In fact, the notion that Trump’s departure from the White House could reduce American anger over Russian interference in the 2016 election appeared to be the silver lining of Biden’s victory, some politicians and analysts said.
“It is not that we believe in a recovery in Washington, but the key irritant could disappear,” Konstantin Kosachev, head of the Foreign Affairs Committee in the upper house of the Russian Parliament, wrote on Facebook. “Wouldn’t that be a reason to resume gun control talks, for example? We are definitely ready. “
Biden could also benefit Russia by bringing the United States back to the nuclear deal with Iran, an agreement Moscow is a party to, said another Russian lawmaker, Leonid E. Slutsky. In 2018, Trump withdrew the United States from the deal, which President Barack Obama had helped negotiate among world powers to stop Iran’s nuclear weapons program.
Even as the Kremlin fell silent on Sunday, Putin’s most staunch domestic opponent, opposition leader Aleksei A. Navalny, offered good wishes on Twitter to Mr. Biden and Kamala Harris, the vice president-elect. He also congratulated Americans for holding “free and fair elections,” an indirect blow to the Putin government.
“This is a privilege that is not available to all countries,” wrote Navalny, who is recovering after being attacked with a nerve agent in Siberia. “We look forward to the new level of cooperation between Russia and the United States.”
The Kremlin and its supporters have long claimed, without evidence, that opposition activists like Mr. Navalny are the instruments by which America’s “deep state” implements its anti-Russian agenda. The Russian media often say that the United States has engineered “color revolutions” in the former Soviet Union.

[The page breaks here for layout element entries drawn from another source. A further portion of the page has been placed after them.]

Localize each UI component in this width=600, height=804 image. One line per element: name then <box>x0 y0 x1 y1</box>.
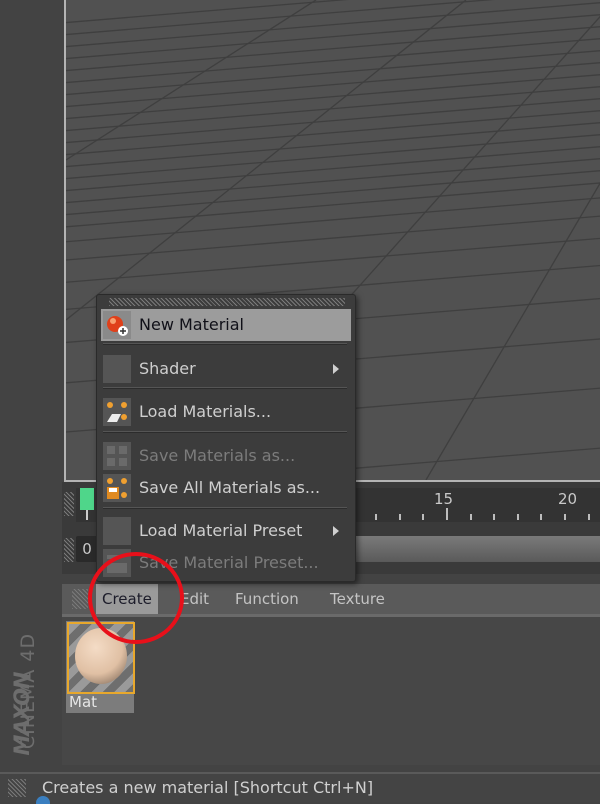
submenu-arrow-icon <box>333 364 339 374</box>
menu-separator <box>103 387 347 389</box>
maxon-cinema4d-logo: MAXON CINEMA 4D <box>4 620 58 765</box>
ruler-tick <box>375 514 378 520</box>
status-info-icon <box>36 796 50 804</box>
frame-range-slider[interactable] <box>352 536 600 562</box>
menu-item-save-material-preset[interactable]: Save Material Preset... <box>101 547 351 579</box>
menu-item-label: Save Material Preset... <box>139 553 319 572</box>
grid-line <box>66 62 600 108</box>
grid-line <box>66 0 467 321</box>
grid-line <box>66 122 600 168</box>
menu-item-label: Save All Materials as... <box>139 478 321 497</box>
menu-item-new-material[interactable]: New Material <box>101 309 351 341</box>
menu-item-load-material-preset[interactable]: Load Material Preset <box>101 515 351 547</box>
current-frame-field[interactable]: 0 <box>76 536 98 562</box>
grid-line <box>66 215 600 261</box>
current-frame-stem <box>86 510 88 520</box>
grid-line <box>66 26 600 72</box>
popup-tearoff-grip[interactable] <box>109 298 345 306</box>
grid-line <box>66 98 600 144</box>
material-preview <box>67 622 135 694</box>
material-manager-menubar: Create Edit Function Texture <box>62 584 600 614</box>
brand-product: CINEMA 4D <box>17 632 39 750</box>
grid-line <box>66 0 495 36</box>
new-material-icon <box>103 311 131 339</box>
grid-line <box>66 146 600 192</box>
menu-edit[interactable]: Edit <box>174 584 215 614</box>
ruler-label: 15 <box>434 490 454 508</box>
grid-line <box>66 74 600 120</box>
grid-line <box>66 110 600 156</box>
grid-line <box>66 237 600 283</box>
menu-separator <box>103 431 347 433</box>
grid-line <box>66 2 600 48</box>
status-grip[interactable] <box>8 779 26 797</box>
grid-line <box>66 50 600 96</box>
status-text: Creates a new material [Shortcut Ctrl+N] <box>42 778 374 797</box>
material-sphere-icon <box>75 628 127 684</box>
submenu-arrow-icon <box>333 526 339 536</box>
menu-item-save-materials-as[interactable]: Save Materials as... <box>101 440 351 472</box>
ruler-tick <box>587 514 590 520</box>
load-materials-icon <box>103 398 131 426</box>
material-manager-area[interactable]: Mat <box>62 614 600 765</box>
status-bar: Creates a new material [Shortcut Ctrl+N] <box>0 772 600 804</box>
save-preset-icon <box>103 549 131 577</box>
ruler-tick <box>540 514 543 520</box>
grid-line <box>66 38 600 84</box>
menu-separator <box>103 507 347 509</box>
ruler-tick <box>398 514 401 520</box>
menu-item-shader[interactable]: Shader <box>101 353 351 385</box>
menu-item-label: Load Materials... <box>139 402 272 421</box>
ruler-tick <box>422 514 425 520</box>
timeline-controls-grip[interactable] <box>64 538 74 562</box>
grid-line <box>66 0 349 24</box>
menu-item-load-materials[interactable]: Load Materials... <box>101 396 351 428</box>
ruler-tick <box>516 514 519 520</box>
save-all-materials-icon <box>103 474 131 502</box>
grid-line <box>425 182 600 480</box>
blank-icon <box>103 517 131 545</box>
menu-item-label: Save Materials as... <box>139 446 296 465</box>
save-materials-icon <box>103 442 131 470</box>
ruler-tick <box>564 514 566 520</box>
menu-separator <box>103 343 347 345</box>
ruler-tick <box>446 508 448 520</box>
grid-line <box>66 170 600 216</box>
menu-item-save-all-materials-as[interactable]: Save All Materials as... <box>101 472 351 504</box>
material-name: Mat <box>69 693 98 711</box>
menu-item-label: New Material <box>139 315 244 334</box>
menu-function[interactable]: Function <box>229 584 305 614</box>
blank-icon <box>103 355 131 383</box>
material-thumbnail[interactable]: Mat <box>66 621 135 713</box>
menu-texture[interactable]: Texture <box>324 584 391 614</box>
grid-line <box>66 158 600 204</box>
menubar-grip[interactable] <box>72 589 88 609</box>
timeline-grip[interactable] <box>64 492 74 516</box>
current-frame-marker[interactable] <box>80 488 94 510</box>
grid-line <box>66 134 600 180</box>
menu-create[interactable]: Create <box>96 584 158 614</box>
menu-item-label: Shader <box>139 359 196 378</box>
grid-line <box>66 14 600 60</box>
ruler-label: 20 <box>558 490 578 508</box>
create-menu-popup: New Material Shader Load Materials... Sa… <box>96 294 356 582</box>
menu-item-label: Load Material Preset <box>139 521 303 540</box>
ruler-tick <box>469 514 472 520</box>
ruler-tick <box>493 514 496 520</box>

Markov, the pro-Kremlin analyst, said he expected Biden to increase support for Putin’s internal opponents, perhaps heralding a message from Russian state media during Biden’s presidency.
“Funding for a color revolution against Putin, I think, will increase dramatically,” Markov said.
Putin presents himself as a defender of Russia against an invading West. A tougher Russian policy in the United States could work in their favor, said Sam Greene, director of the Russia Institute at King’s College London.
“The conflict with the West and the United States in particular forms an important part of Putin’s legitimacy,” Greene said.